Technique Matters - What Do We Mean By 'Relaxation' at the Piano?
by Dr. William Leland
elaxation is a word that we often use in piano teaching when confronted by a student who seems tense or rigid at the piano. "Loosen up," we say, "relax!" Yet, taken literally, it's a contradiction: how can you relax and do something at the same time?
The common terminology of piano technique often tends to employ words that describe movements somewhat inexactly. "Forearm rotation" is a good example: taken literally, it means that the arm twists around in a complete circle; what we actually mean is 'oscillation'. 'Relaxation' is another, for the word itself is commonly understood to describe a muscle or group of muscles that are completely limp. Obviously, we can't play the piano that way. So what do we mean when we say 'relax'?
To play the piano in a comfortable, efficient, 'relaxed' manner implies three things. First, relaxation is intermittent, not constant; the contraction and release of muscle activity alternate continuously in a cooperative cycle. Picture what happens when you walk: as one leg strikes the ground its muscles contract, supporting the body and propelling it forward, then releasing the tension as the other leg swings up and takes over. If the muscles didn't relax between steps we would be walking stiff-legged, as if on stilts.
This is essentially what the fingers should be doing on the keyboard. Every contraction has to be followed by a release as the natural follow-through of each movement. Continuing to force the key down after it has already hit bottom, for example (Tobias Matthay called it "key-bedding"), instead of following through and letting go, inhibits subsequent movements, and the hand starts fighting itself.
Second, the release of muscle contraction is almost always partial, not complete. There is rarely time to reach a state of total flabbiness, nor would it be desirable. (By the same token, the contraction itself is usually only partial as well, since according to physiologists a muscle functions most efficiently at about half its maximum capacity.) Thus, each phase of the contraction/release cycle may not have very far to go, and so the alternate motions frequently happen quite rapidly, even attaining what are known as "vibratory movements" (shivering is an example of this). These smooth alternations in the tone of the muscle fibers constitute what we like to describe as 'elasticity'.

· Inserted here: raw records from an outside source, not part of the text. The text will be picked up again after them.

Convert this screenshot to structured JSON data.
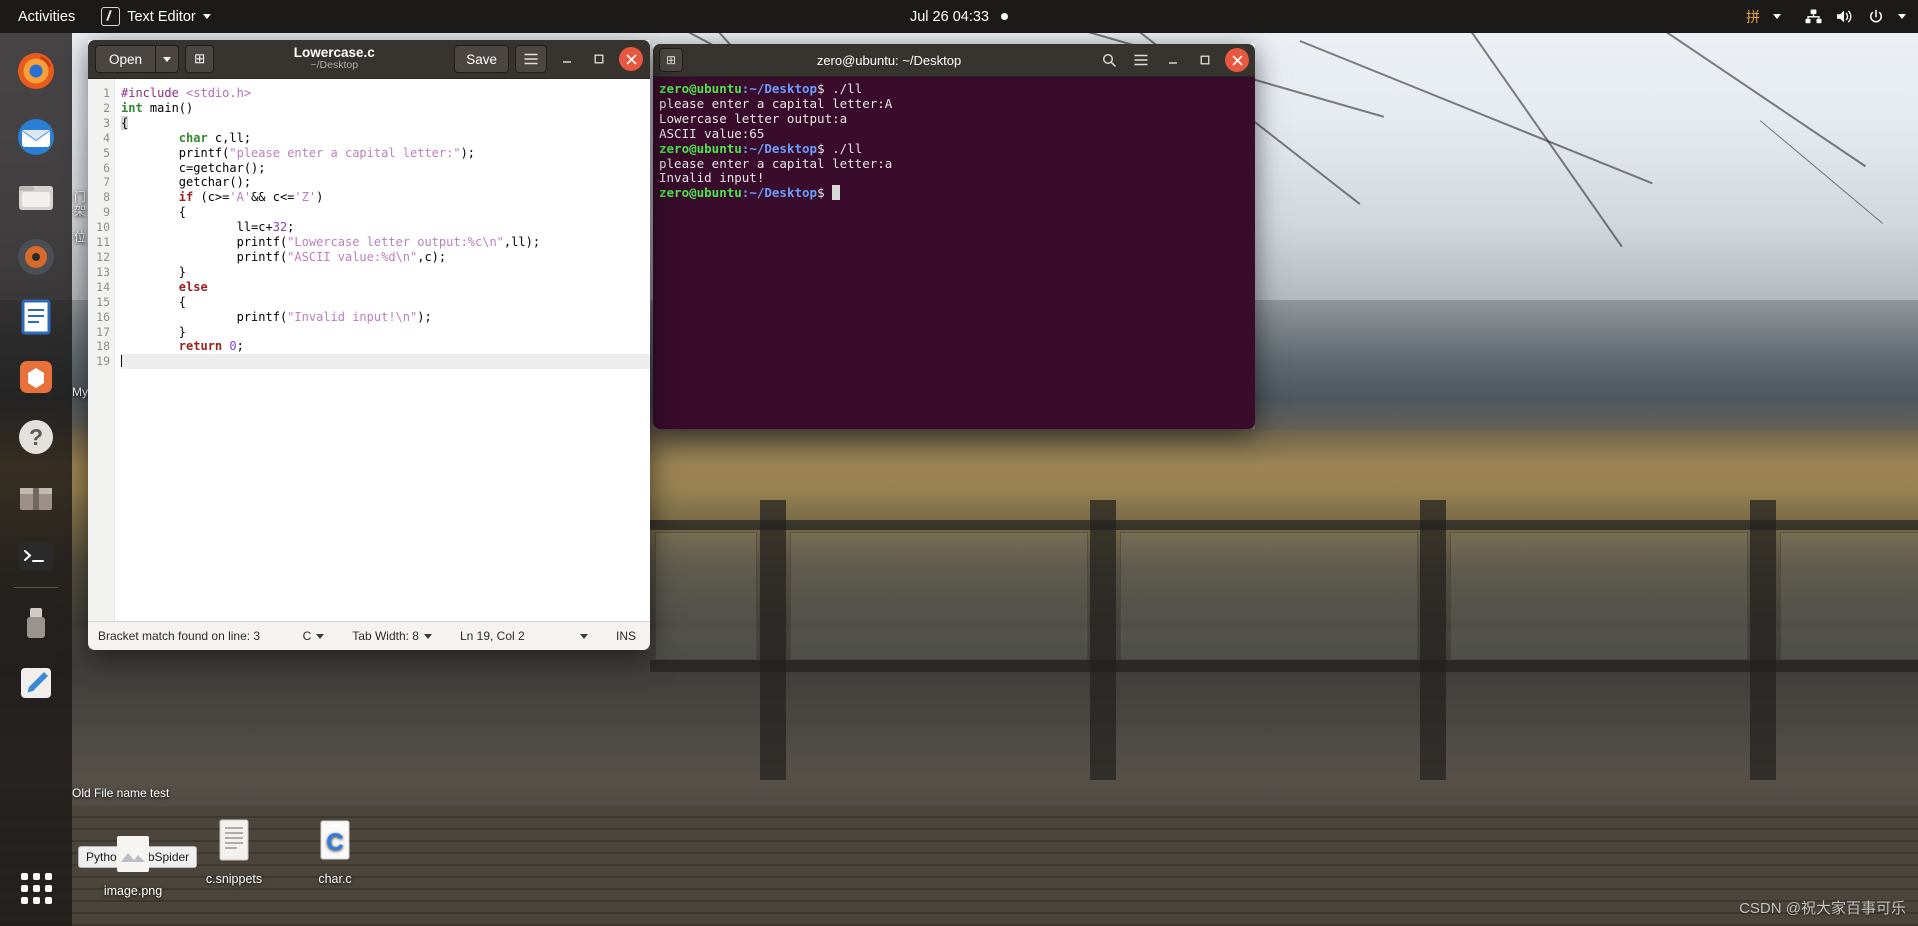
{
  "topbar": {
    "activities": "Activities",
    "app_menu": "Text Editor",
    "app_icon": "text-editor-icon",
    "clock": "Jul 26  04:33",
    "notification_dot": "•",
    "ime_label": "拼",
    "network_icon": "network-icon",
    "volume_icon": "volume-icon",
    "power_icon": "power-icon",
    "caret_icon": "chevron-down-icon"
  },
  "dock": {
    "items": [
      {
        "name": "firefox",
        "label": "Firefox"
      },
      {
        "name": "thunderbird",
        "label": "Thunderbird"
      },
      {
        "name": "files",
        "label": "Files"
      },
      {
        "name": "rhythmbox",
        "label": "Rhythmbox"
      },
      {
        "name": "libreoffice-writer",
        "label": "LibreOffice Writer"
      },
      {
        "name": "ubuntu-software",
        "label": "Ubuntu Software"
      },
      {
        "name": "help",
        "label": "Help"
      },
      {
        "name": "archive-manager",
        "label": "Archive Manager"
      },
      {
        "name": "terminal",
        "label": "Terminal"
      },
      {
        "name": "usb-drive",
        "label": "USB Drive"
      },
      {
        "name": "text-editor",
        "label": "Text Editor"
      }
    ],
    "show_apps_label": "Show Applications"
  },
  "desktop": {
    "icons": [
      {
        "name": "image-png",
        "label": "image.png"
      },
      {
        "name": "c-snippets",
        "label": "c.snippets"
      },
      {
        "name": "char-c",
        "label": "char.c"
      }
    ],
    "tooltip": "Python3WebSpider",
    "partial_label": "Old File name test",
    "side_text_1": "门架",
    "side_text_2": "位",
    "side_label": "MyJa",
    "watermark": "CSDN @祝大家百事可乐"
  },
  "editor": {
    "open_label": "Open",
    "open_caret_icon": "chevron-down-icon",
    "new_tab_icon": "new-tab-icon",
    "title": "Lowercase.c",
    "subtitle": "~/Desktop",
    "save_label": "Save",
    "menu_icon": "hamburger-menu-icon",
    "minimize_icon": "minimize-icon",
    "maximize_icon": "maximize-icon",
    "close_icon": "close-icon",
    "line_numbers": [
      "1",
      "2",
      "3",
      "4",
      "5",
      "6",
      "7",
      "8",
      "9",
      "10",
      "11",
      "12",
      "13",
      "14",
      "15",
      "16",
      "17",
      "18",
      "19"
    ],
    "statusbar": {
      "message": "Bracket match found on line: 3",
      "language": "C",
      "tab_width": "Tab Width: 8",
      "position": "Ln 19, Col 2",
      "insert_mode": "INS"
    },
    "code_lines": [
      "#include <stdio.h>",
      "int main()",
      "{",
      "        char c,ll;",
      "        printf(\"please enter a capital letter:\");",
      "        c=getchar();",
      "        getchar();",
      "        if (c>='A'&& c<='Z')",
      "        {",
      "                ll=c+32;",
      "                printf(\"Lowercase letter output:%c\\n\",ll);",
      "                printf(\"ASCII value:%d\\n\",c);",
      "        }",
      "        else",
      "        {",
      "                printf(\"Invalid input!\\n\");",
      "        }",
      "        return 0;",
      ""
    ]
  },
  "terminal": {
    "title": "zero@ubuntu: ~/Desktop",
    "new_tab_icon": "new-tab-icon",
    "search_icon": "search-icon",
    "menu_icon": "hamburger-menu-icon",
    "minimize_icon": "minimize-icon",
    "maximize_icon": "maximize-icon",
    "close_icon": "close-icon",
    "prompt_user": "zero@ubuntu",
    "prompt_path": ":~/Desktop",
    "prompt_tail": "$ ",
    "lines": [
      {
        "type": "prompt",
        "command": "./ll"
      },
      {
        "type": "out",
        "text": "please enter a capital letter:A"
      },
      {
        "type": "out",
        "text": "Lowercase letter output:a"
      },
      {
        "type": "out",
        "text": "ASCII value:65"
      },
      {
        "type": "prompt",
        "command": "./ll"
      },
      {
        "type": "out",
        "text": "please enter a capital letter:a"
      },
      {
        "type": "out",
        "text": "Invalid input!"
      },
      {
        "type": "prompt_cursor",
        "command": ""
      }
    ]
  }
}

Third, relaxation implies movements that are selective, which means that only those muscles needed for a specific function are called into play. The tensing of muscles that have nothing to do with the chosen activity, and may well inhibit it, goes by the delightful term "parasitic movements"--they aren't helping but are just along for the ride. (Try opening a stubborn jar lid without tensing your mouth and jaw muscles or threading a needle without sticking your tongue out and you'll know what a parasitic movement is.) It is important here to know the difference between the natural involuntary contractions in various parts of the body which provide a stabilizing framework for the main activity, and those tensions which are the true detrimental 'parasites' and need to be gotten rid of.

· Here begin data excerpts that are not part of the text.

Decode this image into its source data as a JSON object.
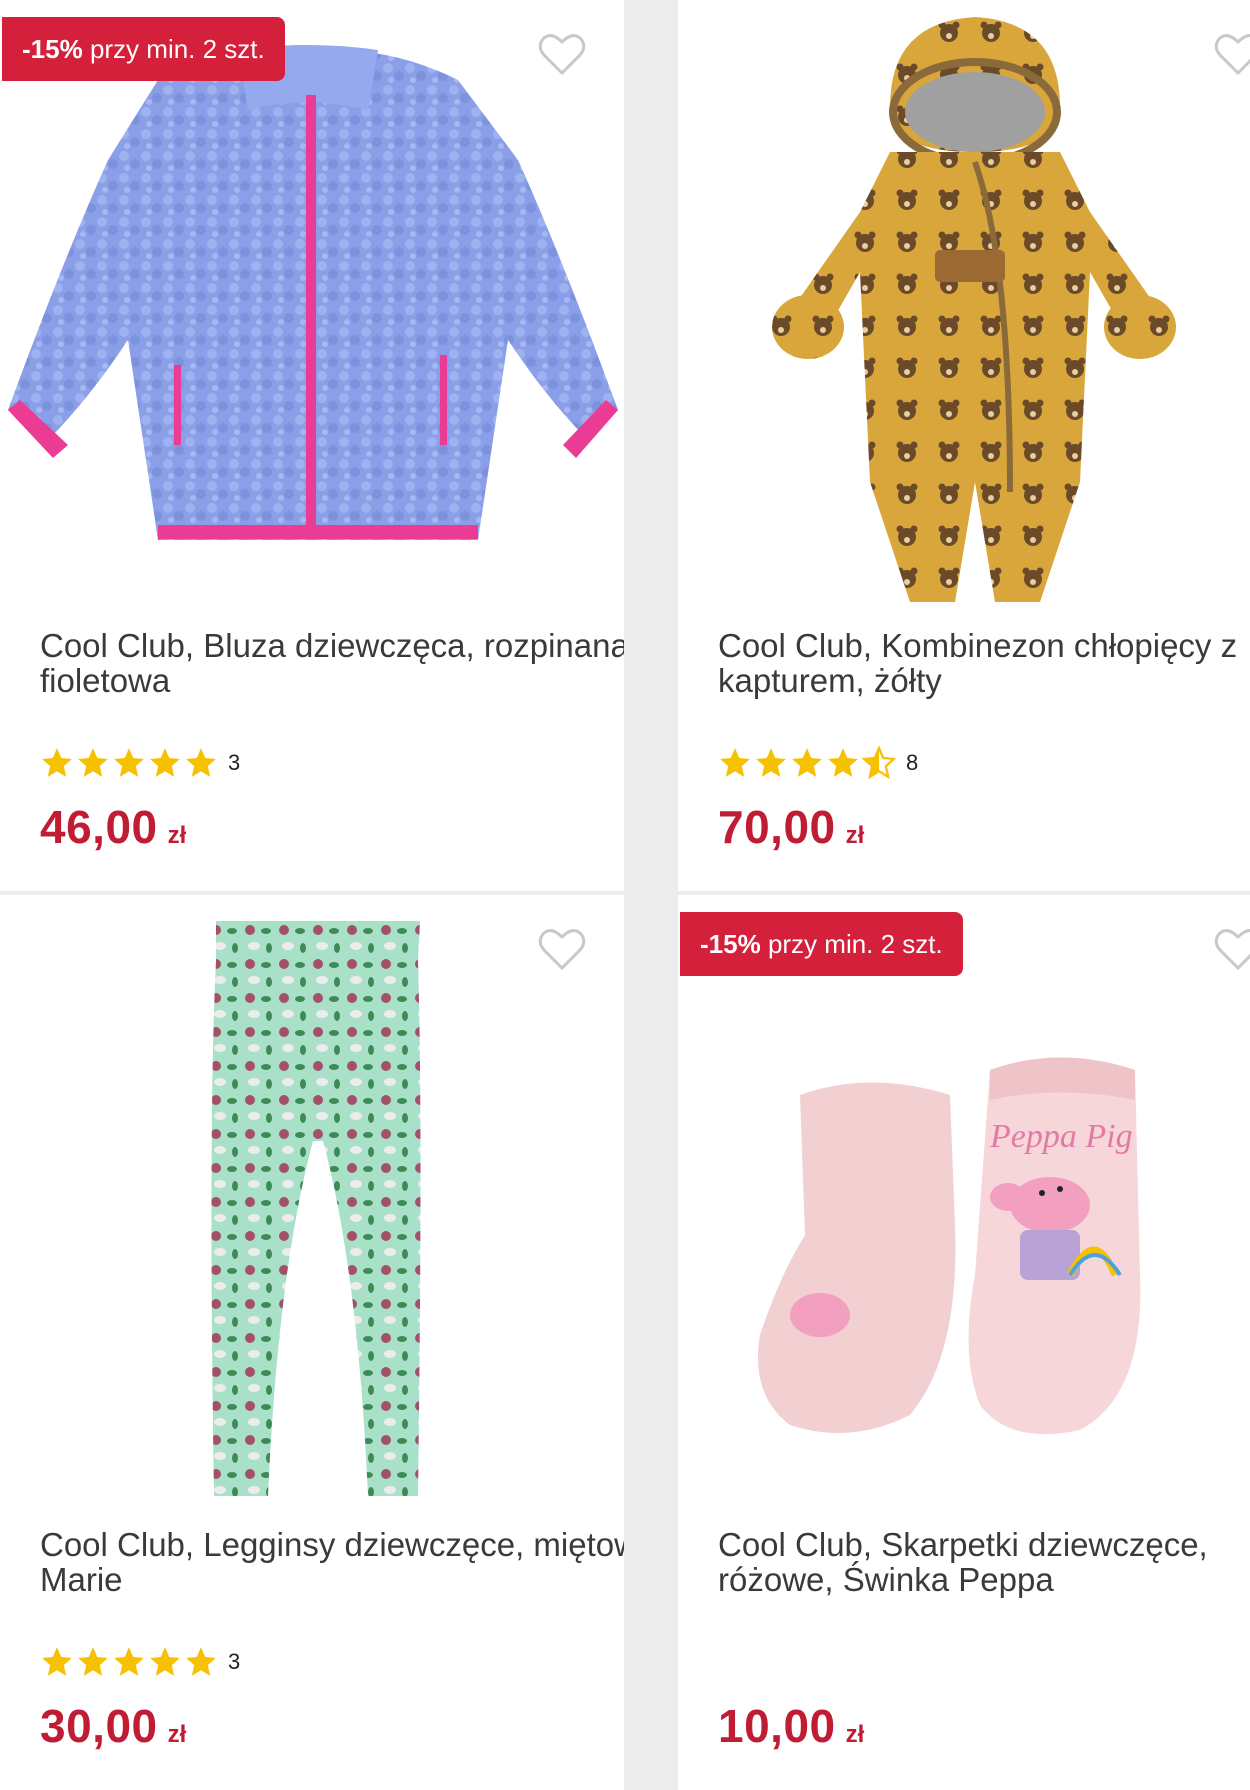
{
  "colors": {
    "page_bg": "#ececec",
    "card_bg": "#ffffff",
    "badge_bg": "#d5203b",
    "price": "#c01d35",
    "star_filled": "#f6c100",
    "heart_outline": "#c8c8c8"
  },
  "products": [
    {
      "badge": {
        "percent": "-15%",
        "text": "przy min. 2 szt."
      },
      "image_icon": "fleece-jacket-image",
      "title": "Cool Club, Bluza dziewczęca, rozpinana, fioletowa",
      "rating": {
        "value": 5,
        "count": "3"
      },
      "price": {
        "value": "46,00",
        "currency": "zł"
      }
    },
    {
      "badge": null,
      "image_icon": "snowsuit-image",
      "title": "Cool Club, Kombinezon chłopięcy z kapturem, żółty",
      "rating": {
        "value": 4.5,
        "count": "8"
      },
      "price": {
        "value": "70,00",
        "currency": "zł"
      }
    },
    {
      "badge": null,
      "image_icon": "leggings-image",
      "title": "Cool Club, Legginsy dziewczęce, miętowe, Marie",
      "rating": {
        "value": 5,
        "count": "3"
      },
      "price": {
        "value": "30,00",
        "currency": "zł"
      }
    },
    {
      "badge": {
        "percent": "-15%",
        "text": "przy min. 2 szt."
      },
      "image_icon": "socks-image",
      "title": "Cool Club, Skarpetki dziewczęce, różowe, Świnka Peppa",
      "image_text": "Peppa Pig",
      "rating": null,
      "price": {
        "value": "10,00",
        "currency": "zł"
      }
    }
  ]
}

Watch for signs of undue tension. They are often seen in places other than the hands and arms: stiff, hunched up shoulders; tight, bulging tendons in the neck; facial grimaces, and the like. The lower back should be straight, with the shoulders hanging loosely, and it is important to distinguish between good, erect posture and a rigid back that permits no natural sway in the shoulders and upper arms. At the keyboard, of course, we look for a claw-like hand with tightly curled fingers and white knuckles, fingers (especially the thumb) that are held up or out in awkward positions when not in use, and a locked, humped up wrist. A thumb that does not want to pass under the palm but relies on hand twisting to reach new positions in a scale is often another sign of tension.

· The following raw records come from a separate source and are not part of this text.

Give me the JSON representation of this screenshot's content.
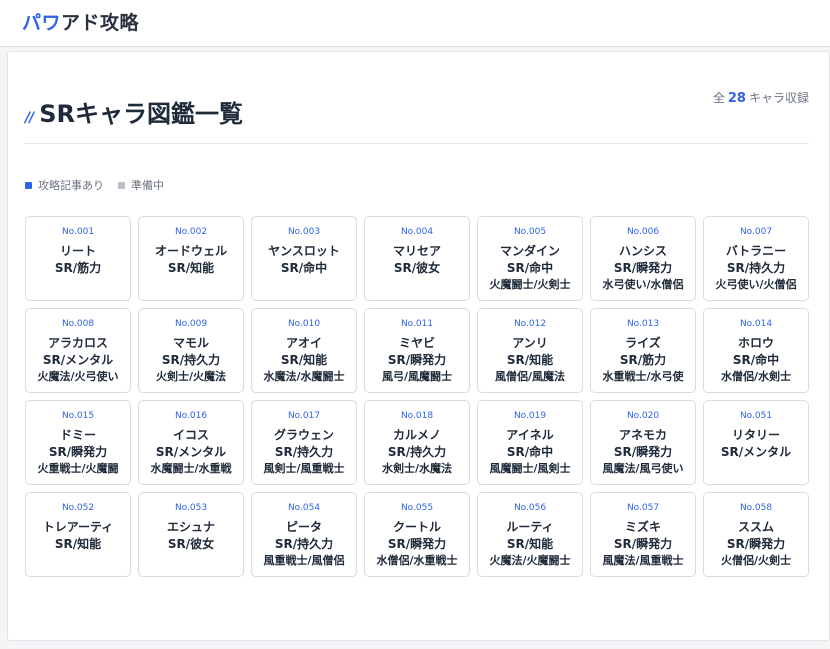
{
  "header": {
    "logo_accent": "パワ",
    "logo_rest": "アド攻略"
  },
  "page": {
    "title_slashes": "//",
    "title": "SRキャラ図鑑一覧",
    "count_prefix": "全",
    "count_value": "28",
    "count_suffix": "キャラ収録"
  },
  "legend": [
    {
      "label": "攻略記事あり",
      "color": "#2f63e8"
    },
    {
      "label": "準備中",
      "color": "#b9c0ca"
    }
  ],
  "cards": [
    {
      "no": "No.001",
      "name": "リート",
      "type": "SR/筋力",
      "job": ""
    },
    {
      "no": "No.002",
      "name": "オードウェル",
      "type": "SR/知能",
      "job": ""
    },
    {
      "no": "No.003",
      "name": "ヤンスロット",
      "type": "SR/命中",
      "job": ""
    },
    {
      "no": "No.004",
      "name": "マリセア",
      "type": "SR/彼女",
      "job": ""
    },
    {
      "no": "No.005",
      "name": "マンダイン",
      "type": "SR/命中",
      "job": "火魔闘士/火剣士"
    },
    {
      "no": "No.006",
      "name": "ハンシス",
      "type": "SR/瞬発力",
      "job": "水弓使い/水僧侶"
    },
    {
      "no": "No.007",
      "name": "バトラニー",
      "type": "SR/持久力",
      "job": "火弓使い/火僧侶"
    },
    {
      "no": "No.008",
      "name": "アラカロス",
      "type": "SR/メンタル",
      "job": "火魔法/火弓使い"
    },
    {
      "no": "No.009",
      "name": "マモル",
      "type": "SR/持久力",
      "job": "火剣士/火魔法"
    },
    {
      "no": "No.010",
      "name": "アオイ",
      "type": "SR/知能",
      "job": "水魔法/水魔闘士"
    },
    {
      "no": "No.011",
      "name": "ミヤビ",
      "type": "SR/瞬発力",
      "job": "風弓/風魔闘士"
    },
    {
      "no": "No.012",
      "name": "アンリ",
      "type": "SR/知能",
      "job": "風僧侶/風魔法"
    },
    {
      "no": "No.013",
      "name": "ライズ",
      "type": "SR/筋力",
      "job": "水重戦士/水弓使"
    },
    {
      "no": "No.014",
      "name": "ホロウ",
      "type": "SR/命中",
      "job": "水僧侶/水剣士"
    },
    {
      "no": "No.015",
      "name": "ドミー",
      "type": "SR/瞬発力",
      "job": "火重戦士/火魔闘"
    },
    {
      "no": "No.016",
      "name": "イコス",
      "type": "SR/メンタル",
      "job": "水魔闘士/水重戦"
    },
    {
      "no": "No.017",
      "name": "グラウェン",
      "type": "SR/持久力",
      "job": "風剣士/風重戦士"
    },
    {
      "no": "No.018",
      "name": "カルメノ",
      "type": "SR/持久力",
      "job": "水剣士/水魔法"
    },
    {
      "no": "No.019",
      "name": "アイネル",
      "type": "SR/命中",
      "job": "風魔闘士/風剣士"
    },
    {
      "no": "No.020",
      "name": "アネモカ",
      "type": "SR/瞬発力",
      "job": "風魔法/風弓使い"
    },
    {
      "no": "No.051",
      "name": "リタリー",
      "type": "SR/メンタル",
      "job": ""
    },
    {
      "no": "No.052",
      "name": "トレアーティ",
      "type": "SR/知能",
      "job": ""
    },
    {
      "no": "No.053",
      "name": "エシュナ",
      "type": "SR/彼女",
      "job": ""
    },
    {
      "no": "No.054",
      "name": "ピータ",
      "type": "SR/持久力",
      "job": "風重戦士/風僧侶"
    },
    {
      "no": "No.055",
      "name": "クートル",
      "type": "SR/瞬発力",
      "job": "水僧侶/水重戦士"
    },
    {
      "no": "No.056",
      "name": "ルーティ",
      "type": "SR/知能",
      "job": "火魔法/火魔闘士"
    },
    {
      "no": "No.057",
      "name": "ミズキ",
      "type": "SR/瞬発力",
      "job": "風魔法/風重戦士"
    },
    {
      "no": "No.058",
      "name": "ススム",
      "type": "SR/瞬発力",
      "job": "火僧侶/火剣士"
    }
  ]
}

A fine technique is one in which the muscle contractions and releases are intermittent, partial, and selective. When we witness a performance in which these three components are present and synchronized, we describe it as 'effortless' or 'natural'. Yet it can only be attained by the kind of practice in which the mental activity is of prime importance, monitoring, diagnosing, and honing the movements to their maximum efficiency and economy--the polar opposite of tension and brute force.